3) My job is downright fun and lets me be creative. After all, I’m writing a blog post aren’t I? For those of you who love writing and producing things, you get to do that as a student worker! Also, at the beginning of each month the student employees take turns building displays on the second floor using the books from our Children’s Literature collection. If you haven’t yet seen the one for February, the theme is Black History Month—you should go check it out! I personally get to work on the display for the month of March, and I need to come up with a theme… any suggestions?

4) Working in the library doesn’t mean I’m stuck handling with old, dusty books from the 1950s all day. Okay, there are SOME old books from the 1950s, but our reference librarians collaborate with your instructors and work on purchasing the newest, latest, and greatest materials in relation to your classes. As a circulation specialist I get to process and display all of the new books that arrive, and this is the most fun part of my job! We have an amazing and diverse collection of books with over 90,000 physical titles. And did I mention the UW Library system has around 9 million print volumes? Ya, as a student worker you get to handle a lot of books, and it’s totally awesome.

5) This job has helped me become a more detail-oriented person through daily use of the Library of Congress call number system. What is this fancy, odd, call number system? Well, if you take a look at the spine of any of the books in our library collection, you will notice a series of numbers and letters. That’s what we call a number, and all of the books in the library are organized in accordance to their unique number sequence. How can learning the call number system help you later in life? Aside from building you numerical and alphabetical skills (I know it sounds silly because most of us learned how to count and alphabetize in kindergarten, but trust me, you actually CAN improve on those skills), detail oriented tasks are part of every job/career out there! My passion is to be a teacher and work with people—not call numbers—but the principles and applications I’ve learned through working with call numbers have helped me become so much more perceptive in other areas of my life.

6) A final thing I want to highlight is that I get to be mobile! It may look like the circulation students get to sit in a nice comfy chair all day long, but sitting at the main desk is only half of the fun. When I’m not on the desk, you can find me searching the stacks (i.e. the main collection of books on the third floor) for missing books, retrieving books that have been requested, shelving, cleaning, checking study rooms, performing building counts, or working on other miscellaneous tasks. I don’t like being idle for extended periods of time, so having the opportunity to be on my feet and performing different tasks helps keep me active and alert throughout the day.

I absolutely LOVE what I do and I wouldn’t trade this experience for the world.
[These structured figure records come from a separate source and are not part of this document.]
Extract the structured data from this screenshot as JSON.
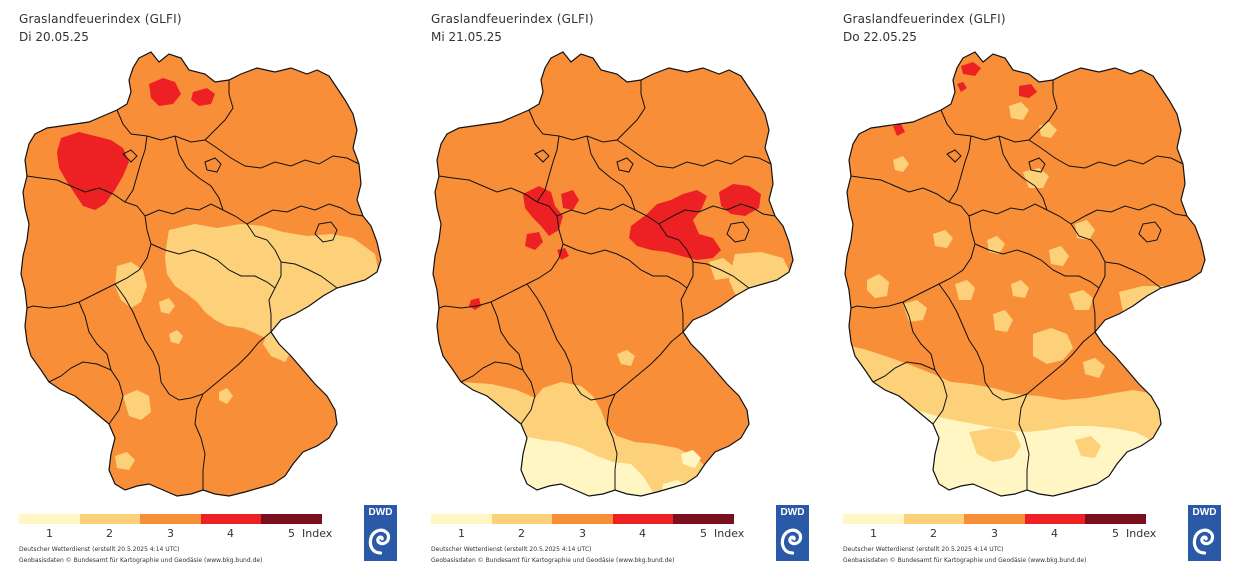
{
  "colors": {
    "class1": "#fff6c4",
    "class2": "#fdd17a",
    "class3": "#f88f38",
    "class4": "#ed2024",
    "class5": "#7a0f1e",
    "border": "#111111",
    "logo": "#2a59a8"
  },
  "panels": [
    {
      "title": "Graslandfeuerindex (GLFI)",
      "date": "Di 20.05.25",
      "legend": {
        "labels": [
          "1",
          "2",
          "3",
          "4",
          "5"
        ],
        "index_label": "Index"
      },
      "credit_line1": "Deutscher Wetterdienst (erstellt 20.5.2025 4:14 UTC)",
      "credit_line2": "Geobasisdaten © Bundesamt für Kartographie und Geodäsie (www.bkg.bund.de)",
      "logo_text": "DWD"
    },
    {
      "title": "Graslandfeuerindex (GLFI)",
      "date": "Mi 21.05.25",
      "legend": {
        "labels": [
          "1",
          "2",
          "3",
          "4",
          "5"
        ],
        "index_label": "Index"
      },
      "credit_line1": "Deutscher Wetterdienst (erstellt 20.5.2025 4:14 UTC)",
      "credit_line2": "Geobasisdaten © Bundesamt für Kartographie und Geodäsie (www.bkg.bund.de)",
      "logo_text": "DWD"
    },
    {
      "title": "Graslandfeuerindex (GLFI)",
      "date": "Do 22.05.25",
      "legend": {
        "labels": [
          "1",
          "2",
          "3",
          "4",
          "5"
        ],
        "index_label": "Index"
      },
      "credit_line1": "Deutscher Wetterdienst (erstellt 20.5.2025 4:14 UTC)",
      "credit_line2": "Geobasisdaten © Bundesamt für Kartographie und Geodäsie (www.bkg.bund.de)",
      "logo_text": "DWD"
    }
  ]
}
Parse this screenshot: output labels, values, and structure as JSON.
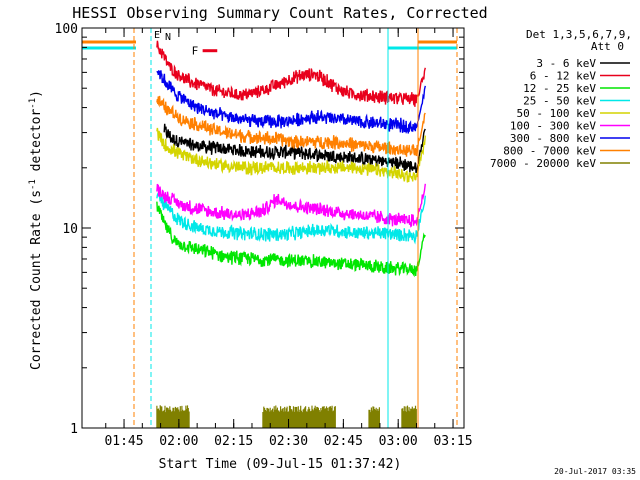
{
  "chart_data": {
    "type": "line",
    "title": "HESSI Observing Summary Count Rates, Corrected",
    "xlabel": "Start Time (09-Jul-15 01:37:42)",
    "ylabel_main": "Corrected Count Rate (s",
    "ylabel_sup1": "-1",
    "ylabel_mid": " detector",
    "ylabel_sup2": "-1",
    "ylabel_end": ")",
    "yscale": "log",
    "ylim": [
      1,
      100
    ],
    "yticks": [
      1,
      10,
      100
    ],
    "ytick_labels": [
      "1",
      "10",
      "100"
    ],
    "xlim_min": [
      -3.5,
      101
    ],
    "xticks_min": [
      8,
      23,
      38,
      53,
      68,
      83,
      98
    ],
    "xtick_labels": [
      "01:45",
      "02:00",
      "02:15",
      "02:30",
      "02:45",
      "03:00",
      "03:15"
    ],
    "legend_header": [
      "Det 1,3,5,6,7,9,",
      "Att 0"
    ],
    "series": [
      {
        "name": "3 - 6 keV",
        "color": "#000000",
        "points": [
          [
            19,
            31
          ],
          [
            21,
            28
          ],
          [
            26,
            26
          ],
          [
            34,
            25
          ],
          [
            44,
            24
          ],
          [
            54,
            24
          ],
          [
            64,
            23
          ],
          [
            75,
            22
          ],
          [
            84,
            21
          ],
          [
            88,
            20
          ]
        ]
      },
      {
        "name": "6 - 12 keV",
        "color": "#e8001c",
        "points": [
          [
            17,
            82
          ],
          [
            19,
            72
          ],
          [
            21,
            62
          ],
          [
            26,
            54
          ],
          [
            34,
            48
          ],
          [
            41,
            46
          ],
          [
            46,
            49
          ],
          [
            51,
            53
          ],
          [
            55,
            57
          ],
          [
            60,
            59
          ],
          [
            63,
            55
          ],
          [
            68,
            48
          ],
          [
            74,
            46
          ],
          [
            80,
            45
          ],
          [
            88,
            44
          ]
        ]
      },
      {
        "name": "12 - 25 keV",
        "color": "#00e600",
        "points": [
          [
            17,
            13
          ],
          [
            19,
            10.5
          ],
          [
            22,
            8.5
          ],
          [
            28,
            7.8
          ],
          [
            36,
            7.2
          ],
          [
            44,
            7.0
          ],
          [
            52,
            6.9
          ],
          [
            60,
            6.8
          ],
          [
            68,
            6.6
          ],
          [
            74,
            6.5
          ],
          [
            80,
            6.3
          ],
          [
            88,
            6.2
          ]
        ]
      },
      {
        "name": "25 - 50 keV",
        "color": "#00e8e8",
        "points": [
          [
            17,
            15
          ],
          [
            19,
            13
          ],
          [
            23,
            11
          ],
          [
            28,
            10
          ],
          [
            36,
            9.5
          ],
          [
            44,
            9.3
          ],
          [
            52,
            9.3
          ],
          [
            58,
            9.6
          ],
          [
            64,
            9.8
          ],
          [
            70,
            9.5
          ],
          [
            78,
            9.4
          ],
          [
            88,
            9.2
          ]
        ]
      },
      {
        "name": "50 - 100 keV",
        "color": "#d4d400",
        "points": [
          [
            17,
            30
          ],
          [
            19,
            26
          ],
          [
            24,
            23
          ],
          [
            32,
            21
          ],
          [
            40,
            20
          ],
          [
            48,
            20
          ],
          [
            56,
            20
          ],
          [
            64,
            20
          ],
          [
            72,
            20
          ],
          [
            80,
            19
          ],
          [
            88,
            18
          ]
        ]
      },
      {
        "name": "100 - 300 keV",
        "color": "#ff00ff",
        "points": [
          [
            17,
            16
          ],
          [
            19,
            14.5
          ],
          [
            24,
            13
          ],
          [
            32,
            12
          ],
          [
            40,
            11.5
          ],
          [
            46,
            12.2
          ],
          [
            50,
            14
          ],
          [
            54,
            13
          ],
          [
            60,
            12.5
          ],
          [
            66,
            12
          ],
          [
            74,
            11.5
          ],
          [
            82,
            11
          ],
          [
            88,
            10.8
          ]
        ]
      },
      {
        "name": "300 - 800 keV",
        "color": "#0000ee",
        "points": [
          [
            17,
            62
          ],
          [
            19,
            55
          ],
          [
            22,
            47
          ],
          [
            28,
            40
          ],
          [
            36,
            36
          ],
          [
            44,
            34
          ],
          [
            52,
            34
          ],
          [
            60,
            36
          ],
          [
            66,
            35
          ],
          [
            72,
            34
          ],
          [
            80,
            33
          ],
          [
            88,
            32
          ]
        ]
      },
      {
        "name": "800 - 7000 keV",
        "color": "#ff8000",
        "points": [
          [
            17,
            44
          ],
          [
            19,
            40
          ],
          [
            24,
            35
          ],
          [
            32,
            31
          ],
          [
            40,
            29
          ],
          [
            48,
            28
          ],
          [
            56,
            27
          ],
          [
            64,
            27
          ],
          [
            72,
            26
          ],
          [
            80,
            25
          ],
          [
            88,
            24
          ]
        ]
      },
      {
        "name": "7000 - 20000 keV",
        "color": "#808000",
        "points": [
          [
            17,
            1.3
          ],
          [
            21,
            1.2
          ],
          [
            26,
            1.2
          ]
        ]
      }
    ],
    "flare_marker": {
      "label": "F",
      "x_min": [
        29.5,
        33.5
      ],
      "y": 77,
      "color": "#e8001c"
    },
    "edge_annotations": [
      {
        "label": "E",
        "x_min": 16.2,
        "y": 89,
        "color": "#ff8000"
      },
      {
        "label": "N",
        "x_min": 19.2,
        "y": 87,
        "color": "#00e8e8"
      }
    ],
    "footer_date": "20-Jul-2017 03:35",
    "grid": false,
    "legend_position": "right"
  }
}
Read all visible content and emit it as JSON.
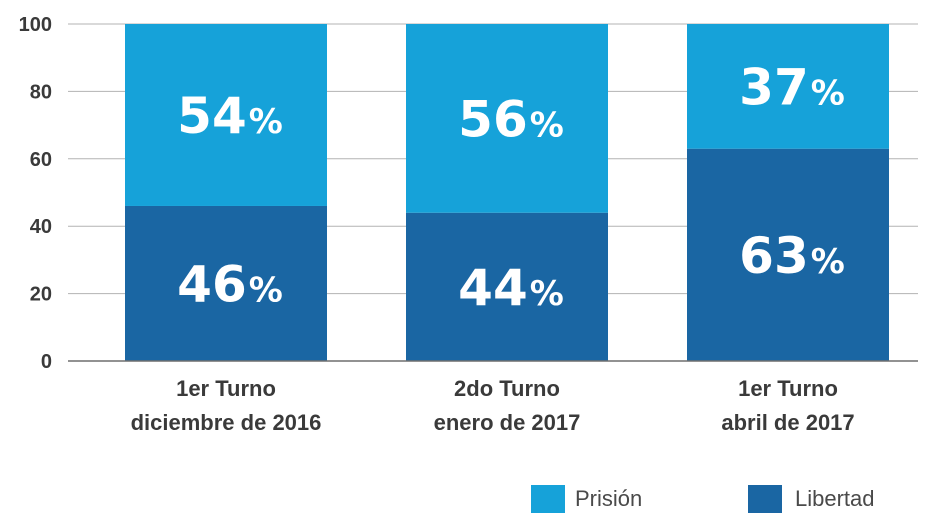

I am so thankful to have had the opportunity to work as a student employee at the circulation desk for the entirety of my four years at UW Bothell. Working alongside some of the friendliest people on campus has been quite the treat. The opportunity to work here has led to building relationships with library staff, reference librarians, and other student workers, and I will eventually leave with so many wonderful memories and lasting friendships. For those of you who are ready to see a new side of the library, build valuable career skills, and have a ton of fun along the way, I highly suggest applying for the position as a student circulation assistant. I look forward to training YOU at your new job!